Liver transplantation is the only option for curing non-removable, early-stage HCC with underlying cirrhosis. As patients await transplant, liver-directed therapies (LDT) are used to damage cancer cells enough that the tumor stops growing and shrinks, reducing symptoms and keeping the cancer in enough control that the patient meets eligibility criteria for transplantation.
Patients with poor responses to LDT have lower rates of survival in the year after being added to the transplant list and an increased risk of cancer recurrence post-transplant. However, even among patients who achieve complete radiographic response to LDT, 25 to 43% require additional treatment and more than 80% of treated tumors remain viable on the removed liver. Failure to respond to LDT and the presence of viable tumors increase the risk of post-transplant recurrence with negative outcomes.
An Ochsner Health research team, which included: Kelley Núñez, PhD, Research Scientist; Paul Thevenot, PhD, Lead Researcher for the Transplant Translational Research Program; Tyler Sandow, MD; Interventional Radiologist; Meredith Lakey, MD, Anatomic and Clinical Pathologist; Daniel Fort, PhD, Biomedical Research Informatics Manager; and Ari Cohen, MD, Medical Director of Multi-Organ Transplant Institute and Section Head of Transplant Surgery; investigated viable HCC in LDT-treated bridged-to-transplant patients to understand how treatment may affect tumor signaling pathways.

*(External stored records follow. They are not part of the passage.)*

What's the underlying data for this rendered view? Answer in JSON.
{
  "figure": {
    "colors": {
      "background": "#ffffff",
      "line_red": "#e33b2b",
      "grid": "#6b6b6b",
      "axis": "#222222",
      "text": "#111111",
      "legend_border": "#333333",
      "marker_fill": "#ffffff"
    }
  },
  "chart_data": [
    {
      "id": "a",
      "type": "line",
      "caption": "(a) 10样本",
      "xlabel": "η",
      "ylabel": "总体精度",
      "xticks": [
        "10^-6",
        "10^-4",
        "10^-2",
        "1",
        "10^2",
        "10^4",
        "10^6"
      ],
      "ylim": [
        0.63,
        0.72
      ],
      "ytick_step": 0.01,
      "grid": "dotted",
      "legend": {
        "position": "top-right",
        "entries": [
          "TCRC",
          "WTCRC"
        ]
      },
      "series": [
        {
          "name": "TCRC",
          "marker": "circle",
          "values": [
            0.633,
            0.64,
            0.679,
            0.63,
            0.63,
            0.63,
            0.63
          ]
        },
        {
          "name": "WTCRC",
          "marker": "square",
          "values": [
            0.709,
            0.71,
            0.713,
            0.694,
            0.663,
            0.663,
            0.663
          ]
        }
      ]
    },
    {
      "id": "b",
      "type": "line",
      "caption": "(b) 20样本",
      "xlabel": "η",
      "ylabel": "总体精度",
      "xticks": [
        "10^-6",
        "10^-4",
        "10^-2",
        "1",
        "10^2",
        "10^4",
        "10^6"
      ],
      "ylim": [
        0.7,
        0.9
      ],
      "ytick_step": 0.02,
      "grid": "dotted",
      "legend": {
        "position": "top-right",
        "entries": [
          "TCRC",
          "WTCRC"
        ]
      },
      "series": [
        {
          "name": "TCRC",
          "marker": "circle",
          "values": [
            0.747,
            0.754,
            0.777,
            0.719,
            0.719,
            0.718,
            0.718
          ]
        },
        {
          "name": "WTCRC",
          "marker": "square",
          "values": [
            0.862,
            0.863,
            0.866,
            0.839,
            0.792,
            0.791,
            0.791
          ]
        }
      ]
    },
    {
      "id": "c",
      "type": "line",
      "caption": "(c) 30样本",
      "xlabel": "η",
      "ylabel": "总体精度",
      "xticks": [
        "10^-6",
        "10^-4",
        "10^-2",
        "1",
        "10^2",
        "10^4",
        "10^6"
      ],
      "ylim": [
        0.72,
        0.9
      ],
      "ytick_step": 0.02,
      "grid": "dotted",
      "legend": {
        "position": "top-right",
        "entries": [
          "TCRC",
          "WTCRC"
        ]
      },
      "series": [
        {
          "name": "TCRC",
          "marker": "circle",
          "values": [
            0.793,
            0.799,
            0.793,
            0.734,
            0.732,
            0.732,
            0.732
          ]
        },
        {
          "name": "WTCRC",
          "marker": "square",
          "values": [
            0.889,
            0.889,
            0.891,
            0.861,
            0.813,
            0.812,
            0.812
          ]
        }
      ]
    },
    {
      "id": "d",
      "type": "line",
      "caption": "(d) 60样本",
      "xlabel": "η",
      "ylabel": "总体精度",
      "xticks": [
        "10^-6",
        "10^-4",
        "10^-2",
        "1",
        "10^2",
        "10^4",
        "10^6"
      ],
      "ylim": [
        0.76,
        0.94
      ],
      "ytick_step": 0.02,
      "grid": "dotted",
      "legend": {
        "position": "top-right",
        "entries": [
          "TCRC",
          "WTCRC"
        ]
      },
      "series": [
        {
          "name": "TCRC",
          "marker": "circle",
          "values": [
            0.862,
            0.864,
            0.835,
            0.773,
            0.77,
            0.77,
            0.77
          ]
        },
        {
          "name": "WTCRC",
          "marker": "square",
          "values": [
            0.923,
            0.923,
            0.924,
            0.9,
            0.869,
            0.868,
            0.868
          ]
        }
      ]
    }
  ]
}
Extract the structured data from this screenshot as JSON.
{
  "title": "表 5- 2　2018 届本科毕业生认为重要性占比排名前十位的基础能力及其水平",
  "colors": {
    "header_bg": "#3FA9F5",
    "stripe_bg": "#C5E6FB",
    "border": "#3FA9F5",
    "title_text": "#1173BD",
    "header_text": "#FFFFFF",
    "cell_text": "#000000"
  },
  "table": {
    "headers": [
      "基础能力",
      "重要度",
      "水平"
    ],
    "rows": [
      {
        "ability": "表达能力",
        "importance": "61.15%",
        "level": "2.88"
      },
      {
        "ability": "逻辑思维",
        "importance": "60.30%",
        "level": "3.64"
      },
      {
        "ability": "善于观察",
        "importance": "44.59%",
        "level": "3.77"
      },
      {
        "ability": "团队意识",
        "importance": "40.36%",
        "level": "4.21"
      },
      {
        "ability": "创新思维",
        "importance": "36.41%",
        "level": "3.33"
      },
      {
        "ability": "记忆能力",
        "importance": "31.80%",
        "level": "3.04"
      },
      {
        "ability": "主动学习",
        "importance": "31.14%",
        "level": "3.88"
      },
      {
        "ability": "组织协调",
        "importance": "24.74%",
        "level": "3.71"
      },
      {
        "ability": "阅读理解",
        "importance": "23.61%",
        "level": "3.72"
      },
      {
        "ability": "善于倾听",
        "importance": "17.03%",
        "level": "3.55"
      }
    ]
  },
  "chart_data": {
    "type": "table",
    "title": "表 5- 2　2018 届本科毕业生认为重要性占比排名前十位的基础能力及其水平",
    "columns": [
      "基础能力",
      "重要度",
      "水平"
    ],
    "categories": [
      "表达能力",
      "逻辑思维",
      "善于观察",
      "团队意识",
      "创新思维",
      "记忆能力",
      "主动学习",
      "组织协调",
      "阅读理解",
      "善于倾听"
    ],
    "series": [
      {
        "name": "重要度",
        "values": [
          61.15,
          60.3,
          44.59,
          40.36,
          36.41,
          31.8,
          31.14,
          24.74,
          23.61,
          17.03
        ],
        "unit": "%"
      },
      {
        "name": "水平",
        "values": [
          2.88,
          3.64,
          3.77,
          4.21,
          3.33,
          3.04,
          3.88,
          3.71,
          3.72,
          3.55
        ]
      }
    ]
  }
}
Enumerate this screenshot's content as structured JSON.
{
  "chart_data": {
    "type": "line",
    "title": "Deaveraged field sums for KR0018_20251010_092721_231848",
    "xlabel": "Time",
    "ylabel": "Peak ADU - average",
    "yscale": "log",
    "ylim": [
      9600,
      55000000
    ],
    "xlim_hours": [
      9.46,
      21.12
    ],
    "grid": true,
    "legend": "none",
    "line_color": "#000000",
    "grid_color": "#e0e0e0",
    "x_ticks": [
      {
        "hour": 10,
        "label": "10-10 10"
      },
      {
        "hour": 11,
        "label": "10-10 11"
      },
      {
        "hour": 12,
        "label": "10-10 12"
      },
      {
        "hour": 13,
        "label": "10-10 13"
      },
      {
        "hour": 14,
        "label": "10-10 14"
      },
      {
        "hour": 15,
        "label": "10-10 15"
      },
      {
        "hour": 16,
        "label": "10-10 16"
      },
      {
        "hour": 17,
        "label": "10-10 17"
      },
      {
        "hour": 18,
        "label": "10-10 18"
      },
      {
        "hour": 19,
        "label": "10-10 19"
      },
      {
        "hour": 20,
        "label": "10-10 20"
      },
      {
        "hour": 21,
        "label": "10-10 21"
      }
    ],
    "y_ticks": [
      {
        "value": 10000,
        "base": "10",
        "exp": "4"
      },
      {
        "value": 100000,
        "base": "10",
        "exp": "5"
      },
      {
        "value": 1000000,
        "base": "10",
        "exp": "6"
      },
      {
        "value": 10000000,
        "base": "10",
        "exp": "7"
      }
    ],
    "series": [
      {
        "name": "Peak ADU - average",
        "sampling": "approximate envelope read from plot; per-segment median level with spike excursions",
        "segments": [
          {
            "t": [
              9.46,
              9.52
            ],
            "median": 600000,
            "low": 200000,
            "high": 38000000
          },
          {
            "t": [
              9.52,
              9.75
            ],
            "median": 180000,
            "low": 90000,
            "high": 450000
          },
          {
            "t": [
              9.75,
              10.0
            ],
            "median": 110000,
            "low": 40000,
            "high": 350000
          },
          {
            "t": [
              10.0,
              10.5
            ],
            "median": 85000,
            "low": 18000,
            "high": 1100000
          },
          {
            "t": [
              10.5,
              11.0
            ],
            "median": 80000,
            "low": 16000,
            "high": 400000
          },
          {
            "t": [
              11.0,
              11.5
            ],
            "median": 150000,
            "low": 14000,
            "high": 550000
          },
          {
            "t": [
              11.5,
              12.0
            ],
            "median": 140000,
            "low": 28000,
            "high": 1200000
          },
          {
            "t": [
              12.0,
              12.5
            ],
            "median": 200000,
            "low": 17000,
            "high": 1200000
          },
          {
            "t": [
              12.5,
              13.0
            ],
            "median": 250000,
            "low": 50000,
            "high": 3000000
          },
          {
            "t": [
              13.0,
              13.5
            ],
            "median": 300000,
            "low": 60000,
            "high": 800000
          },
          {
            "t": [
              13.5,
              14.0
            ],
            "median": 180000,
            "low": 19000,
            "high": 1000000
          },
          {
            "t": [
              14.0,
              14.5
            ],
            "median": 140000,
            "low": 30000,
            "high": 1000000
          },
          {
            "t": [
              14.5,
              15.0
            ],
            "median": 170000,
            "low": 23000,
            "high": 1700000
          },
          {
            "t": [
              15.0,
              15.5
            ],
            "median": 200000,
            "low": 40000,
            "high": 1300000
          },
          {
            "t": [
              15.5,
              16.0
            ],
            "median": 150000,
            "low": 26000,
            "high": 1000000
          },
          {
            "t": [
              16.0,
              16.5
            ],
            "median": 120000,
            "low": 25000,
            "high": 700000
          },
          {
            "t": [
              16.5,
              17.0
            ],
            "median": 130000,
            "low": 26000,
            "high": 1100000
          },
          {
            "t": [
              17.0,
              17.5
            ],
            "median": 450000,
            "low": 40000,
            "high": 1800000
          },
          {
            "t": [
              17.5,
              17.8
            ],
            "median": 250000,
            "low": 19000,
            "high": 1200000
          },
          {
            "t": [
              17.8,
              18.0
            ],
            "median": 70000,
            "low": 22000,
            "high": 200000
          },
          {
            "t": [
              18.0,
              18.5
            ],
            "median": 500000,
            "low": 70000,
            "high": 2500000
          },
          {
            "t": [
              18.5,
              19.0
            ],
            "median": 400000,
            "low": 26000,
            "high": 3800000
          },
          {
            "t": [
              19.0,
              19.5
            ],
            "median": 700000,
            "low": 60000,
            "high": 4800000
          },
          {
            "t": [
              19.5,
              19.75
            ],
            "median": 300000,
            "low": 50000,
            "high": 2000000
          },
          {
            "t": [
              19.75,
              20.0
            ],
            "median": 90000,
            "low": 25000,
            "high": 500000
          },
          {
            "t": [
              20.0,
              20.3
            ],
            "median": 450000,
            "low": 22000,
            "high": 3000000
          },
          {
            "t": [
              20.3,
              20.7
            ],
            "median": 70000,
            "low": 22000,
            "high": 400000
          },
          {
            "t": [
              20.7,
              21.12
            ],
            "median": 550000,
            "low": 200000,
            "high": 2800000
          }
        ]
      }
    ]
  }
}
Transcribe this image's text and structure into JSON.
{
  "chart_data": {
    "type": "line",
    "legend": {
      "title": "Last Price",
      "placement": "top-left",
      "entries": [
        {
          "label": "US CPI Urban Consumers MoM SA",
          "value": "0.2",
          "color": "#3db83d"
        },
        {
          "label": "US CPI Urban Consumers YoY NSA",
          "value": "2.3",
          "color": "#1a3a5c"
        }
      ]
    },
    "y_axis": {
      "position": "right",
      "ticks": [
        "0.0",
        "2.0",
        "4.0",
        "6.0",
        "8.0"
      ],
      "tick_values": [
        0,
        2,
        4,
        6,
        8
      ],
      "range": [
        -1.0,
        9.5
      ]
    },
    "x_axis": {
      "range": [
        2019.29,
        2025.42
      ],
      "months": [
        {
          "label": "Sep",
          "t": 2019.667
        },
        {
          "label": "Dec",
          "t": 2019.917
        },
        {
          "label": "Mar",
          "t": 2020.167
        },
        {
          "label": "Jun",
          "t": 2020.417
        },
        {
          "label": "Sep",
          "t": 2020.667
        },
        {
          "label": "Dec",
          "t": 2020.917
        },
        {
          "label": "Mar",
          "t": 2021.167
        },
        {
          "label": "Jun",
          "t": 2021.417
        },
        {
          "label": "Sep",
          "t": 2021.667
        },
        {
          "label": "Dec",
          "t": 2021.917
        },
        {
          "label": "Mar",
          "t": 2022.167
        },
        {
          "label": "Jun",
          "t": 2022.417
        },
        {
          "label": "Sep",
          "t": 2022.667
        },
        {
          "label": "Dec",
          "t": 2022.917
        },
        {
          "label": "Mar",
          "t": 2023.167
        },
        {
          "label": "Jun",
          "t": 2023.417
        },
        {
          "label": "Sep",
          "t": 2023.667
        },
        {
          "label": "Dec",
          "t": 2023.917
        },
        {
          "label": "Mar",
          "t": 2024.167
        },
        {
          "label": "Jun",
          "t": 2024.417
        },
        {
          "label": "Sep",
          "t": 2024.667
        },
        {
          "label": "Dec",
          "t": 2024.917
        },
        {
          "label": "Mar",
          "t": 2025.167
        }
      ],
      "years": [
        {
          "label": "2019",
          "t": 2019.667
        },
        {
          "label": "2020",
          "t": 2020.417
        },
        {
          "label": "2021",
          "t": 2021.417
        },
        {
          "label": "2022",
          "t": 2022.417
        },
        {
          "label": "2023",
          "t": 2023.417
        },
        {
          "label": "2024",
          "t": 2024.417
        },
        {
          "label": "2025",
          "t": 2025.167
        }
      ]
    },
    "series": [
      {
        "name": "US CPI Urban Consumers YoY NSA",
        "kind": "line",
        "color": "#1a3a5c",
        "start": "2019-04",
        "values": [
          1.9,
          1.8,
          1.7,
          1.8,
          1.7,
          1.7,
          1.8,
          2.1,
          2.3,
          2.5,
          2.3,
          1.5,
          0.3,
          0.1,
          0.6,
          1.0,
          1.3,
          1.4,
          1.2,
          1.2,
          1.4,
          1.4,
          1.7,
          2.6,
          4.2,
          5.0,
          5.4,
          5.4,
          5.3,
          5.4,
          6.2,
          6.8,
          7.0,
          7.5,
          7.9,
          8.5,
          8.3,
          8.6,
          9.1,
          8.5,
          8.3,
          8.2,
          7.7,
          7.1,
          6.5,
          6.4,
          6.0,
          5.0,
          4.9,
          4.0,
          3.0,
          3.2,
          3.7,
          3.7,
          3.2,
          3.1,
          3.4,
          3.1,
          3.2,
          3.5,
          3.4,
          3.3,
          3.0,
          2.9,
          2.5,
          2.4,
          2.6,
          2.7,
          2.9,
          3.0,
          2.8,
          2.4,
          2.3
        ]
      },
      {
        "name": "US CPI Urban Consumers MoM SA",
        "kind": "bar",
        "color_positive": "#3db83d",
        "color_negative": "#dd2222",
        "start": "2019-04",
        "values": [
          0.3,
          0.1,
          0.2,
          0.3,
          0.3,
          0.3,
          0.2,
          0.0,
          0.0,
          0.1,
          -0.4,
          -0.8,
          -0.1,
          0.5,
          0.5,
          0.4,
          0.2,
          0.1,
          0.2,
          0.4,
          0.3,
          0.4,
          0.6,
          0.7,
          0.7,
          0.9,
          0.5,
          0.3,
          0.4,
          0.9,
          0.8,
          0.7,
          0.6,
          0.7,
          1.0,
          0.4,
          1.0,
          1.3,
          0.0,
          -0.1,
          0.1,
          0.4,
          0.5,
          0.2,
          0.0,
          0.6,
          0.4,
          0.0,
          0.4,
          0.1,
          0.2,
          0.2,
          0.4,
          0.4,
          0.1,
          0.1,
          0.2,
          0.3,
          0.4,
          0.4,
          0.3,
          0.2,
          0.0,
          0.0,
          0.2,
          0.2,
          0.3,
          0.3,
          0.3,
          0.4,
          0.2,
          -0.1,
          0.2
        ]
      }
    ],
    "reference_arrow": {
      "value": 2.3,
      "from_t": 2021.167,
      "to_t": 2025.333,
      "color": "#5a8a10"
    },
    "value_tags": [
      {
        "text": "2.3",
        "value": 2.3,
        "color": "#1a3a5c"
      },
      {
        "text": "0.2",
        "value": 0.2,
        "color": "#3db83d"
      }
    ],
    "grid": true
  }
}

HCC tissue was obtained from 17 patients diagnosed with HCC before and after they underwent LDT and transplant at Ochsner Health through an Institutional Research Board-approved, observational study. The researchers performed multiplex transcriptomic gene analysis with messenger RNA (mRNA) extracted from viable tumors, using the NanoString nCounter® Tumor Signaling 360 panel. This panel contained 780 genes from 48 pathways involved in tumor biology within the cellular microenvironment as well as innate and adaptive immune responses which lead to tumor control.
The team found that incomplete response to LDT may drive expression patterns that inhibit an effective anti-tumor response through immune exclusion and induce spread throughout the liver. Findings of the study were published in the June 2022 issue of Frontiers in Oncology.